A formula is proposed in which either existing housing stock or official household projections are used to determine the baseline figure (whichever gives the higher baseline), and then a market signals uplift is applied which account for both current affordability and change in affordability over a ten-year period. Strutt & Parker has reviewed what the proposed Standard Method would mean to the local housing need calculations for Essex, Hertfordshire and Suffolk Local Authorities, if the proposed changes were to be implemented today.
For a number of these (particularly in Essex- in the main image) the proposed new Standard Method would result in a significant increase in local housing need when compared with the figure calculated using the current approach, or with the figure in adopted / emerging Development Plans.
For example, Chelmsford has recently adopted a Local Plan based on the need to deliver at least 805 dwellings per annum (dpa), whereas the proposed Standard Method suggests a need for nearly double that (1,557 dpa).
Similarly, Colchester’s emerging Local Plan (which is still currently being examined) is predicated on a housing need of 920 dpa, but the proposed new Standard Method suggests a much greater need of 1,612 dpa.
In East Suffolk (image below), the emerging Suffolk Coastal Local Plan (542 dpa) together with the adopted Waveney Local Plan (374 dpa) seek to deliver a combined total of 916 dpa for this recently formed administrative area. The proposed new Standard Method suggests a need of 1,660 dpa.
The proposed changes would also result in a much greater housing need for a number of Green Belt authorities in the region that are still at an early stage in their plan-preparation, including Southend and Thurrock.

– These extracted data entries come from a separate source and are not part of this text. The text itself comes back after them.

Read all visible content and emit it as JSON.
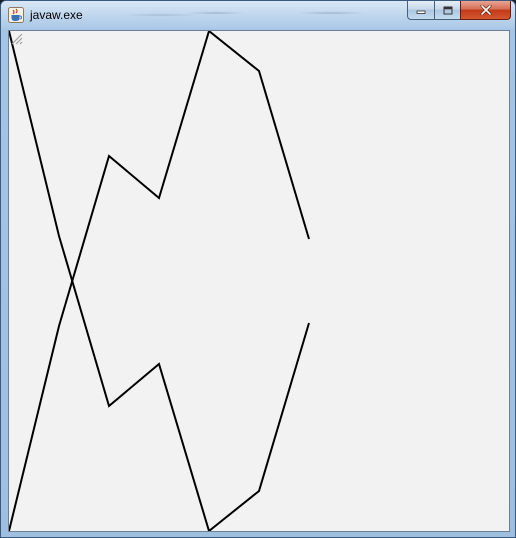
{
  "window": {
    "title": "javaw.exe",
    "app_icon": "java-cup-icon",
    "caption_buttons": [
      "minimize-icon",
      "maximize-icon",
      "close-icon"
    ]
  },
  "canvas": {
    "background": "#f2f2f2",
    "stroke_color": "#000000",
    "polylines": [
      [
        [
          0,
          0
        ],
        [
          50,
          205
        ],
        [
          100,
          375
        ],
        [
          150,
          333
        ],
        [
          200,
          500
        ],
        [
          250,
          460
        ],
        [
          300,
          292
        ]
      ],
      [
        [
          0,
          500
        ],
        [
          50,
          295
        ],
        [
          100,
          125
        ],
        [
          150,
          167
        ],
        [
          200,
          0
        ],
        [
          250,
          40
        ],
        [
          300,
          208
        ]
      ]
    ]
  }
}
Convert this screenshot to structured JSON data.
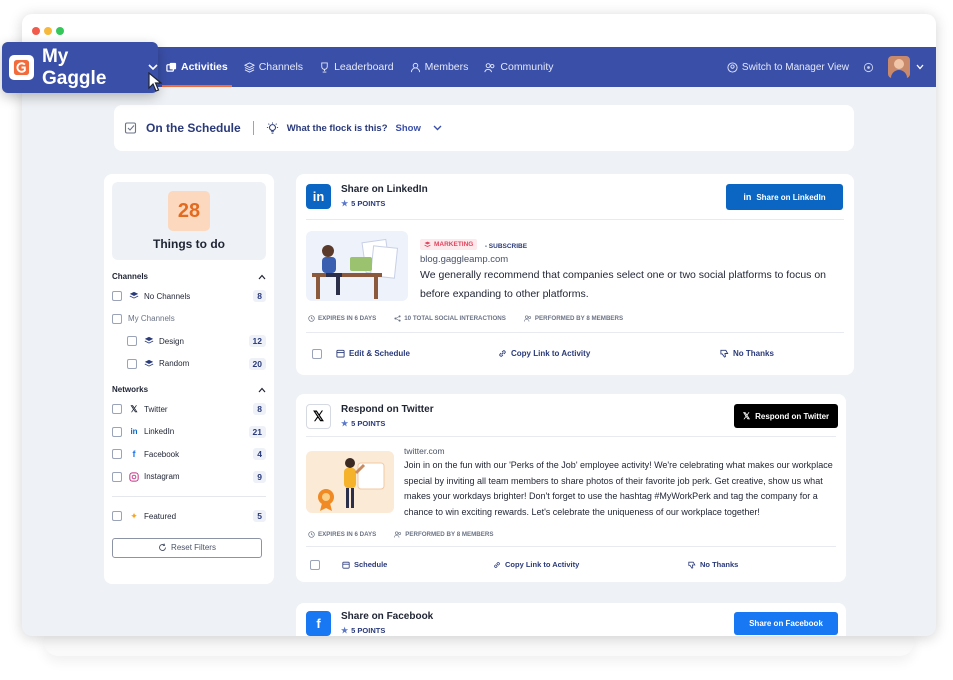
{
  "brand": {
    "name": "My Gaggle",
    "logo_icon": "gaggle-logo-icon"
  },
  "nav": {
    "tabs": [
      {
        "label": "Activities",
        "icon": "activities-icon",
        "active": true
      },
      {
        "label": "Channels",
        "icon": "channels-icon",
        "active": false
      },
      {
        "label": "Leaderboard",
        "icon": "trophy-icon",
        "active": false
      },
      {
        "label": "Members",
        "icon": "user-icon",
        "active": false
      },
      {
        "label": "Community",
        "icon": "users-icon",
        "active": false
      }
    ],
    "switch_label": "Switch to Manager View"
  },
  "schedule_bar": {
    "title": "On the Schedule",
    "flock_question": "What the flock is this?",
    "show_label": "Show"
  },
  "sidebar": {
    "todo_count": "28",
    "todo_label": "Things to do",
    "channels_heading": "Channels",
    "channels": [
      {
        "label": "No Channels",
        "count": "8"
      },
      {
        "label": "My Channels",
        "count": ""
      },
      {
        "label": "Design",
        "count": "12"
      },
      {
        "label": "Random",
        "count": "20"
      }
    ],
    "networks_heading": "Networks",
    "networks": [
      {
        "label": "Twitter",
        "count": "8"
      },
      {
        "label": "LinkedIn",
        "count": "21"
      },
      {
        "label": "Facebook",
        "count": "4"
      },
      {
        "label": "Instagram",
        "count": "9"
      }
    ],
    "featured": {
      "label": "Featured",
      "count": "5"
    },
    "reset_label": "Reset Filters"
  },
  "cards": {
    "linkedin": {
      "title": "Share on LinkedIn",
      "points": "5 POINTS",
      "cta": "Share on LinkedIn",
      "tag": "MARKETING",
      "subscribe": "- SUBSCRIBE",
      "domain": "blog.gaggleamp.com",
      "text": "We generally recommend that companies select one or two social platforms to focus on before expanding to other platforms.",
      "meta": [
        "EXPIRES IN 6 DAYS",
        "10 TOTAL SOCIAL INTERACTIONS",
        "PERFORMED BY 8 MEMBERS"
      ],
      "actions": [
        "Edit & Schedule",
        "Copy Link to Activity",
        "No Thanks"
      ]
    },
    "twitter": {
      "title": "Respond on Twitter",
      "points": "5 POINTS",
      "cta": "Respond on Twitter",
      "domain": "twitter.com",
      "text": "Join in on the fun with our 'Perks of the Job' employee activity! We're celebrating what makes our workplace special by inviting all team members to share photos of their favorite job perk. Get creative, show us what makes your workdays brighter! Don't forget to use the hashtag #MyWorkPerk and tag the company for a chance to win exciting rewards. Let's celebrate the uniqueness of our workplace together!",
      "meta": [
        "EXPIRES IN 6 DAYS",
        "PERFORMED BY 8 MEMBERS"
      ],
      "actions": [
        "Schedule",
        "Copy Link to Activity",
        "No Thanks"
      ]
    },
    "facebook": {
      "title": "Share on Facebook",
      "points": "5 POINTS",
      "cta": "Share on Facebook"
    }
  },
  "colors": {
    "nav": "#3a4fa8",
    "accent": "#f26b3a",
    "linkedin": "#0a66c2",
    "twitter": "#000000",
    "facebook": "#1877f2"
  }
}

Conversely, the proposed Standard Method would result in a reduced local housing need calculation for a number of authorities in the region, particularly in Hertfordshire (image below), where all but one Local Authority would see a reduced figure compared to that derived from the current calculation. However, where the figures would be lower, the scale of reduction tends to be far less dramatic than the scale of the increase in areas where the; figure would go up.
Changes to the Standard Method have yet to be confirmed, and the Government consultation on proposals runs until 1 October 2020.